O salão do restaurante “Dom Vittorio” era um refúgio de luxo e discrição. Lustres de cristal filtravam uma luz suave sobre mesas elegantemente postas, afastadas umas das outras por painéis de madeira escura. O som dos talheres e o murmúrio discreto das conversas compunham uma sinfonia sutil de poder e influência.
Isadora chegou pontualmente às vinte horas, envolta em um vestido vinho de seda, justo na medida para destacar sua postura firme e elegante. O cabelo ruivo estava preso em um coque sofisticado, deixando livres os brincos finos que reluziam sob a iluminação.
Vinícius já a aguardava, sentado à mesa com uma taça de vinho na mão. Era um homem na casa dos cinquenta, experiente, calculista e há anos fiel a Augusto — pelo menos até onde Isadora sabia.
— Boa noite, doutora Vasconcellos — disse ele ao se levantar, educado, mas com a arrogância típica de quem acreditava saber tudo sobre o jogo.
— Boa noite, Vinícius — respondeu com um leve sorriso. — Agradeço por aceitar meu convite.
Ele esperou que ela se sentasse e serviu vinho para ambos.
— Fiquei curioso. Jantares com conselheiros não são muito o estilo da nova geração.
— Talvez a nova geração esteja apenas aperfeiçoando o estilo antigo — rebateu com um leve arquejo de sobrancelha. — Prefiro entender com quem estou lidando... olho no olho.
O jantar avançou entre entradas refinadas e diálogos cuidadosos. Vinícius, inicialmente desconfiado, logo se viu enredado pela segurança de Isadora, pela forma como ela articulava cada argumento sem jamais parecer agressiva. Era sedutora, mas não no sentido óbvio — seduzia com inteligência, com a promessa de que, ao lado dela, ele teria mais poder do que jamais teve sob o comando de Augusto.
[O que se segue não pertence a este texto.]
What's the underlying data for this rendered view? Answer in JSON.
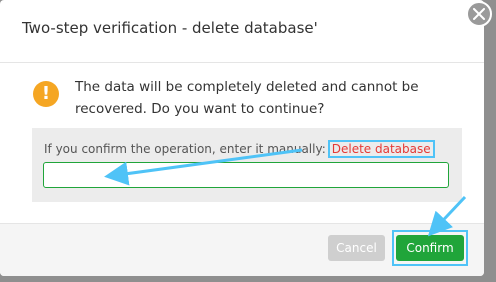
{
  "dialog": {
    "title": "Two-step verification - delete database'",
    "message": "The data will be completely deleted and cannot be recovered. Do you want to continue?",
    "hint_prefix": "If you confirm the operation, enter it manually:",
    "keyword": "Delete database",
    "input_value": "",
    "cancel_label": "Cancel",
    "confirm_label": "Confirm",
    "warning_glyph": "!",
    "icons": {
      "close": "close-icon",
      "warning": "warning-icon"
    }
  },
  "colors": {
    "confirm_green": "#20a53a",
    "warning_orange": "#f5a623",
    "keyword_red": "#e53935",
    "highlight_blue": "#4fc3f7",
    "backdrop_gray": "#8f8f8f"
  }
}
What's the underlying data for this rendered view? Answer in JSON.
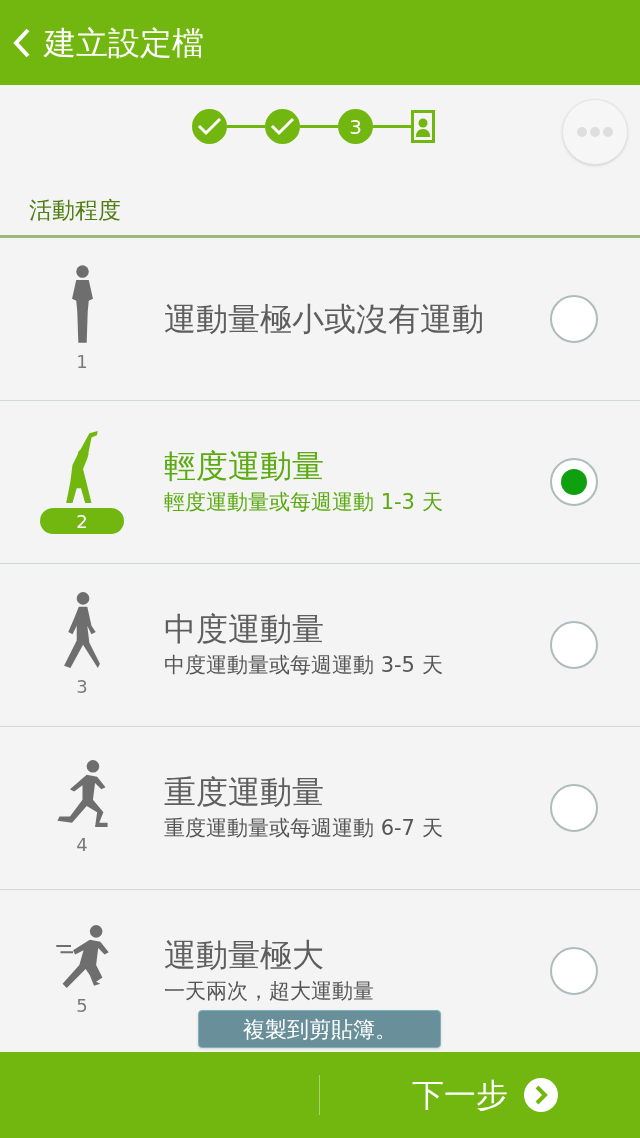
{
  "header": {
    "title": "建立設定檔"
  },
  "steps": [
    {
      "kind": "done"
    },
    {
      "kind": "done"
    },
    {
      "kind": "current",
      "label": "3"
    },
    {
      "kind": "profile"
    }
  ],
  "section_title": "活動程度",
  "levels": [
    {
      "kind": "standing",
      "number": "1",
      "title": "運動量極小或沒有運動",
      "selected": false
    },
    {
      "kind": "stretching",
      "number": "2",
      "title": "輕度運動量",
      "subtitle": "輕度運動量或每週運動 1-3 天",
      "selected": true
    },
    {
      "kind": "walking",
      "number": "3",
      "title": "中度運動量",
      "subtitle": "中度運動量或每週運動 3-5 天",
      "selected": false
    },
    {
      "kind": "running",
      "number": "4",
      "title": "重度運動量",
      "subtitle": "重度運動量或每週運動 6-7 天",
      "selected": false
    },
    {
      "kind": "sprinting",
      "number": "5",
      "title": "運動量極大",
      "subtitle": "一天兩次，超大運動量",
      "selected": false
    }
  ],
  "toast": {
    "text": "複製到剪貼簿。"
  },
  "next_button": {
    "label": "下一步"
  }
}
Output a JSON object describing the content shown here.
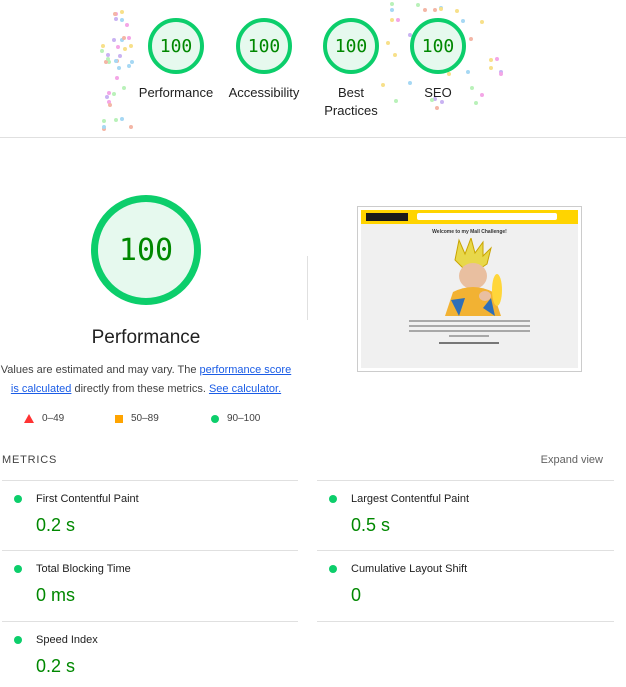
{
  "summary": {
    "gauges": [
      {
        "score": "100",
        "label": "Performance"
      },
      {
        "score": "100",
        "label": "Accessibility"
      },
      {
        "score": "100",
        "label": "Best Practices"
      },
      {
        "score": "100",
        "label": "SEO"
      }
    ]
  },
  "performance": {
    "score": "100",
    "title": "Performance",
    "disclaimer_prefix": "Values are estimated and may vary. The ",
    "score_link": "performance score is calculated",
    "disclaimer_suffix": " directly from these metrics. ",
    "calculator_link": "See calculator."
  },
  "legend": {
    "fail": "0–49",
    "average": "50–89",
    "pass": "90–100"
  },
  "preview": {
    "heading": "Welcome to my Mall Challenge!"
  },
  "metrics": {
    "title": "METRICS",
    "expand_label": "Expand view",
    "items": [
      {
        "label": "First Contentful Paint",
        "value": "0.2 s"
      },
      {
        "label": "Largest Contentful Paint",
        "value": "0.5 s"
      },
      {
        "label": "Total Blocking Time",
        "value": "0 ms"
      },
      {
        "label": "Cumulative Layout Shift",
        "value": "0"
      },
      {
        "label": "Speed Index",
        "value": "0.2 s"
      }
    ]
  },
  "colors": {
    "pass": "#0cce6b",
    "pass_text": "#008800",
    "average": "#ffa400",
    "fail": "#ff3333",
    "link": "#1a5ce6"
  }
}
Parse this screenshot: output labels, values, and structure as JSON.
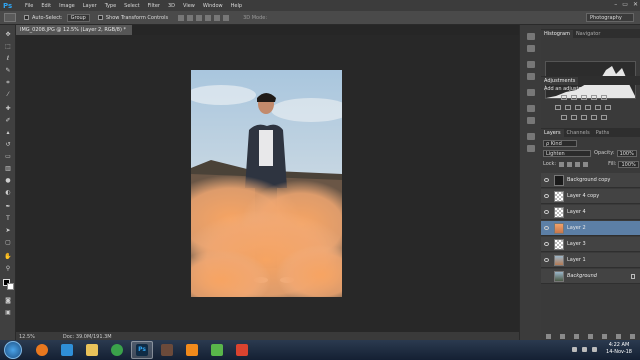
{
  "app": {
    "name": "Ps"
  },
  "menu": [
    "File",
    "Edit",
    "Image",
    "Layer",
    "Type",
    "Select",
    "Filter",
    "3D",
    "View",
    "Window",
    "Help"
  ],
  "window_controls": [
    "–",
    "▭",
    "✕"
  ],
  "options_bar": {
    "auto_select_label": "Auto-Select:",
    "auto_select_value": "Group",
    "show_transform_label": "Show Transform Controls",
    "mode_3d_label": "3D Mode:",
    "workspace": "Photography"
  },
  "document": {
    "tab_title": "IMG_0208.JPG @ 12.5% (Layer 2, RGB/8) *",
    "zoom": "12.5%",
    "doc_size": "Doc: 39.0M/191.3M"
  },
  "panels": {
    "histogram_tabs": [
      "Histogram",
      "Navigator"
    ],
    "adjustments_tab": "Adjustments",
    "adjustments_title": "Add an adjustment",
    "layers_tabs": [
      "Layers",
      "Channels",
      "Paths"
    ],
    "kind_filter": "ρ Kind",
    "blend_mode": "Lighten",
    "opacity_label": "Opacity:",
    "opacity_value": "100%",
    "lock_label": "Lock:",
    "fill_label": "Fill:",
    "fill_value": "100%"
  },
  "layers": [
    {
      "name": "Background copy",
      "selected": false,
      "italic": false
    },
    {
      "name": "Layer 4 copy",
      "selected": false,
      "italic": false
    },
    {
      "name": "Layer 4",
      "selected": false,
      "italic": false
    },
    {
      "name": "Layer 2",
      "selected": true,
      "italic": false
    },
    {
      "name": "Layer 3",
      "selected": false,
      "italic": false
    },
    {
      "name": "Layer 1",
      "selected": false,
      "italic": false
    },
    {
      "name": "Background",
      "selected": false,
      "italic": true
    }
  ],
  "taskbar": {
    "apps": [
      {
        "name": "firefox-icon",
        "color": "#e8781f"
      },
      {
        "name": "ie-icon",
        "color": "#2f8fd8"
      },
      {
        "name": "explorer-icon",
        "color": "#e8c25a"
      },
      {
        "name": "chrome-icon",
        "color": "#3aa24a"
      },
      {
        "name": "photoshop-icon",
        "color": "#0f2b45",
        "glyph": "Ps",
        "active": true
      },
      {
        "name": "photos-icon",
        "color": "#6b4a3a"
      },
      {
        "name": "vlc-icon",
        "color": "#f08a1c"
      },
      {
        "name": "camtasia-icon",
        "color": "#59b64a"
      },
      {
        "name": "recorder-icon",
        "color": "#d9432f"
      }
    ],
    "time": "4:22 AM",
    "date": "14-Nov-18"
  },
  "colors": {
    "accent_selected_layer": "#5c7fa6",
    "ps_blue": "#2fa3f0"
  }
}
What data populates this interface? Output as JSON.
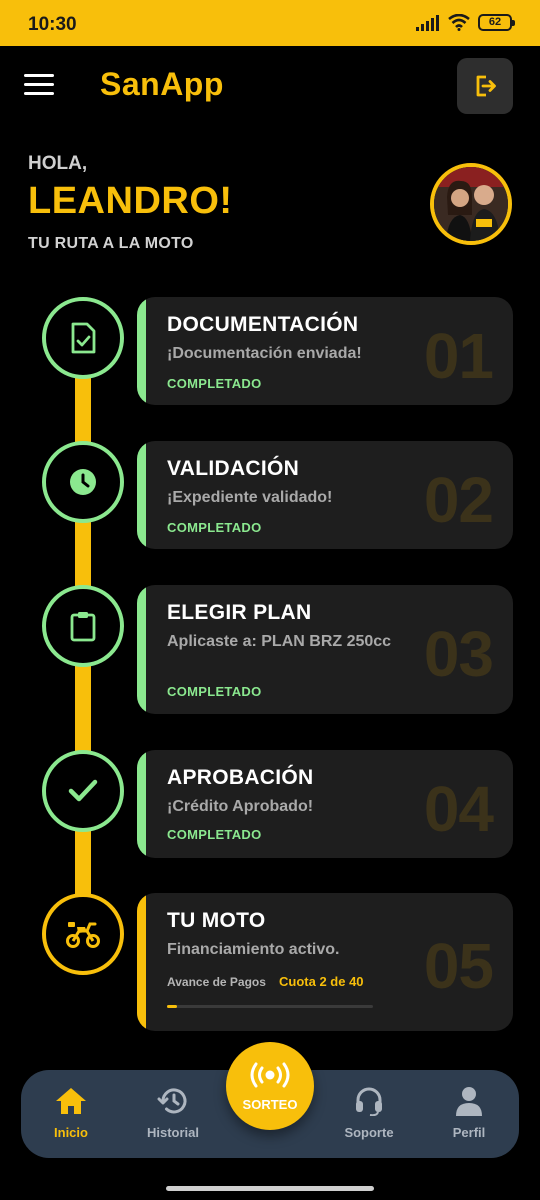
{
  "status_bar": {
    "time": "10:30",
    "battery": "62",
    "bar_color": "#F8BF0B"
  },
  "header": {
    "app_title": "SanApp",
    "menu_icon": "hamburger-menu-icon",
    "logout_icon": "logout-icon"
  },
  "greeting": {
    "hello": "HOLA,",
    "name": "LEANDRO!",
    "subtitle": "TU RUTA A LA MOTO"
  },
  "steps": [
    {
      "number": "01",
      "title": "DOCUMENTACIÓN",
      "description": "¡Documentación enviada!",
      "status": "COMPLETADO",
      "icon": "document-check-icon"
    },
    {
      "number": "02",
      "title": "VALIDACIÓN",
      "description": "¡Expediente validado!",
      "status": "COMPLETADO",
      "icon": "pie-chart-icon"
    },
    {
      "number": "03",
      "title": "ELEGIR PLAN",
      "description": "Aplicaste a: PLAN BRZ 250cc",
      "status": "COMPLETADO",
      "icon": "clipboard-icon"
    },
    {
      "number": "04",
      "title": "APROBACIÓN",
      "description": "¡Crédito Aprobado!",
      "status": "COMPLETADO",
      "icon": "checkmark-icon"
    },
    {
      "number": "05",
      "title": "TU MOTO",
      "description": "Financiamiento activo.",
      "payment_label": "Avance de Pagos",
      "payment_value": "Cuota 2 de 40",
      "payment_progress": 0.05,
      "icon": "motorcycle-icon"
    }
  ],
  "colors": {
    "accent": "#F8BF0B",
    "completed": "#8BE88F",
    "card": "#1e1e1e",
    "nav": "#2e3d4f"
  },
  "bottom_nav": {
    "items": [
      {
        "label": "Inicio",
        "icon": "home-icon",
        "active": true
      },
      {
        "label": "Historial",
        "icon": "history-icon",
        "active": false
      },
      {
        "label": "Soporte",
        "icon": "headset-icon",
        "active": false
      },
      {
        "label": "Perfil",
        "icon": "user-icon",
        "active": false
      }
    ],
    "center_button": {
      "label": "SORTEO",
      "icon": "broadcast-icon"
    }
  }
}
— A empresa precisa mudar, Vinícius. Precisa de renovação. Você é um nome forte no conselho. Mas ficar do lado errado da história pode te custar essa força.
Ele apertou os olhos, avaliando.
— E qual seria exatamente... o lado certo da história?
Ela ergueu a taça, os olhos fixos nos dele.
— O que eu estou escrevendo.
Na mesma noite, a poucos quilômetros dali, Gael se reunia com Sofia em um bar discreto. A assistente, visivelmente desconfortável, olhava ao redor antes de falar.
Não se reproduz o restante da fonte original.